Das Luft- und Raumfahrtunternehmen EADS ist der wichtigste Kunde des Agenturverbundes. Denn sein Auftrag löste die Initialzündung zur Gründung des Agenturnetzwerks aus: Faromedia musste sich mit entsprechend leistungsstarken Partnern aufstellen, als die Agentur zum Pitch für die Corporate CD Rom von EADS eingeladen wurde. So entstand das Multimedia Netzwerk aus der Formation Siteforce für den Programmierbereich, Def Design für die grafische Gestaltung und Umsetzung der Inhalte sowie Faromedia für Konzeption und Koordination des Auftrags. "Nur durch die Zusammenarbeit der drei Agenturen konnten wir alle Anforderungen erfüllen", sagt Wiegand. Gemeinsam decken die drei Netzwerk-Agenturen alle Newmedia-Disziplinen ab, von der CD-Rom über Terminal-Applikationen und Websites bis hin zu Animationen.

"Aber wir sind trotz Spezialisierung keine Fachidioten", lacht Wiegand. Tatsächlich haben die drei Firmenchefs eine gemeinsame Geschichte, die in Fullservice-Agenturen beginnt. Dort lernten sie sich kennen, arbeiteten zum Teil bereits vor zehn Jahren zusammen und entschieden sich Ende der 90er Jahre für den Ausstieg aus "einem solchen Bauchladen und die Gründung von Spezialagenturen", so Wiegand. Akquiriert wird getrennt. Erfordert es ein Projekt, schließen sich die Spezialisten zum Netzwerk zusammen.

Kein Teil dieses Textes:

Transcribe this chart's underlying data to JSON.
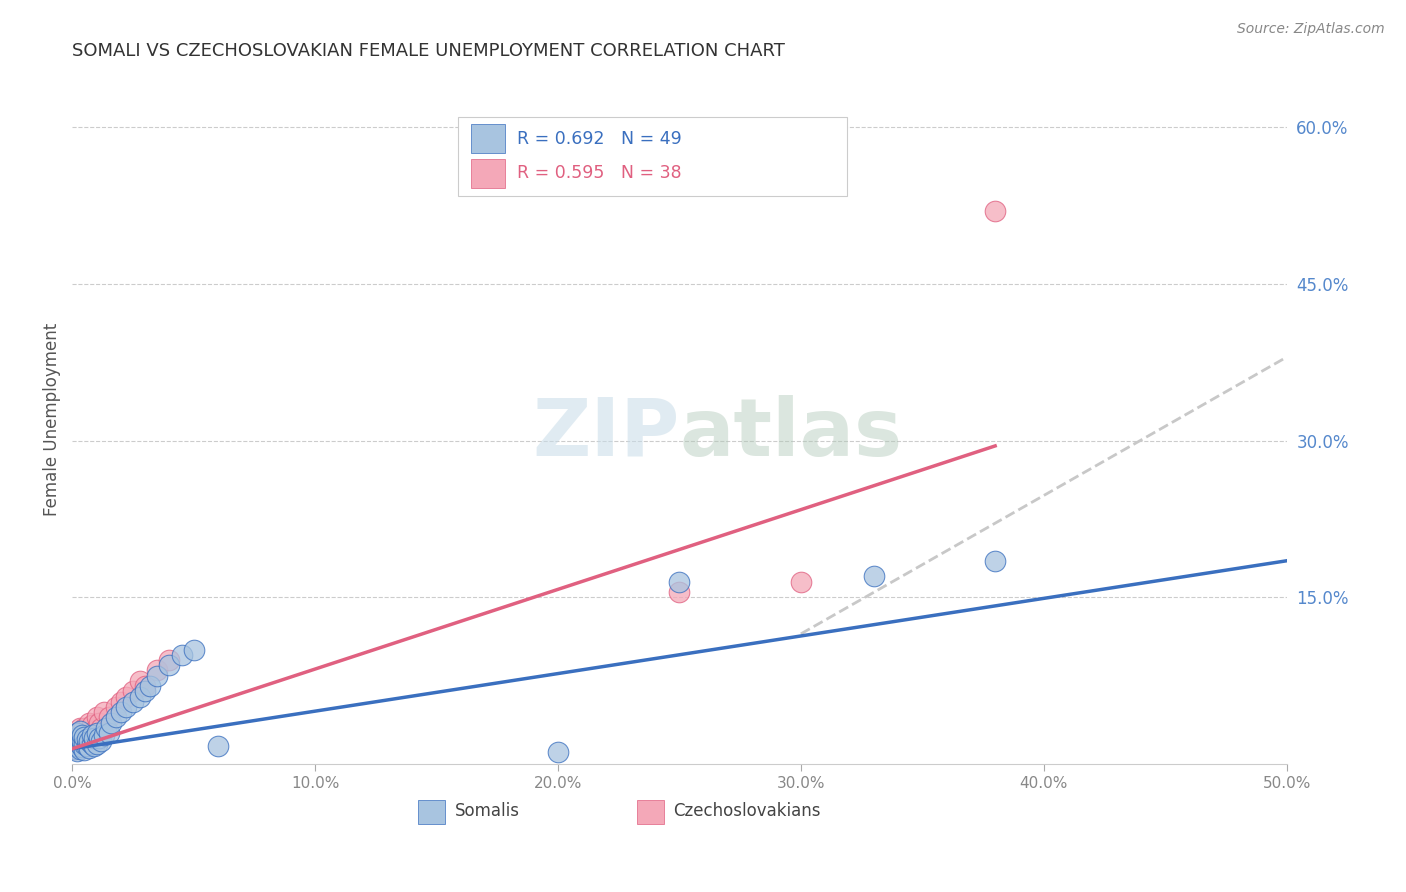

Wie die Partner zusammenarbeiten, wird von einem Rahmenvertrag geregelt, der auch das Auftreten gegenüber dem Kunden definiert. Dabei fungiert Wiegand als zentraler Ansprechpartner für den Kunden. "Wir arbeiten nach dem Prinzip ‚One face to the customer'. Das erfordert vom Kunden zwar einen gewissen Vertrauensvorschuss. Der wurde aber bislang nie enttäuscht" erklärt der Faromedia-Chef. Bestehe Bedarf, sei es aber kein Problem, auch mit den einzelnen Abteilungen zu kommunizieren, so Wiegand: Dann setzen wir uns mit Kreation, Technik, Konzeption und den Kunden an einen Tisch".

Das der Tisch ja nach Agentur in anderen Räumlichkeiten steht, ist nach Ansicht von Wiegand kein Problem: "So bewahrt sich jeder seinen eigenen Stil. Ausserdem liegen unsere Büros sehr nah beieinander", meint er: "Und jeder fühlt sich mit der aktuellen Lösung wohl."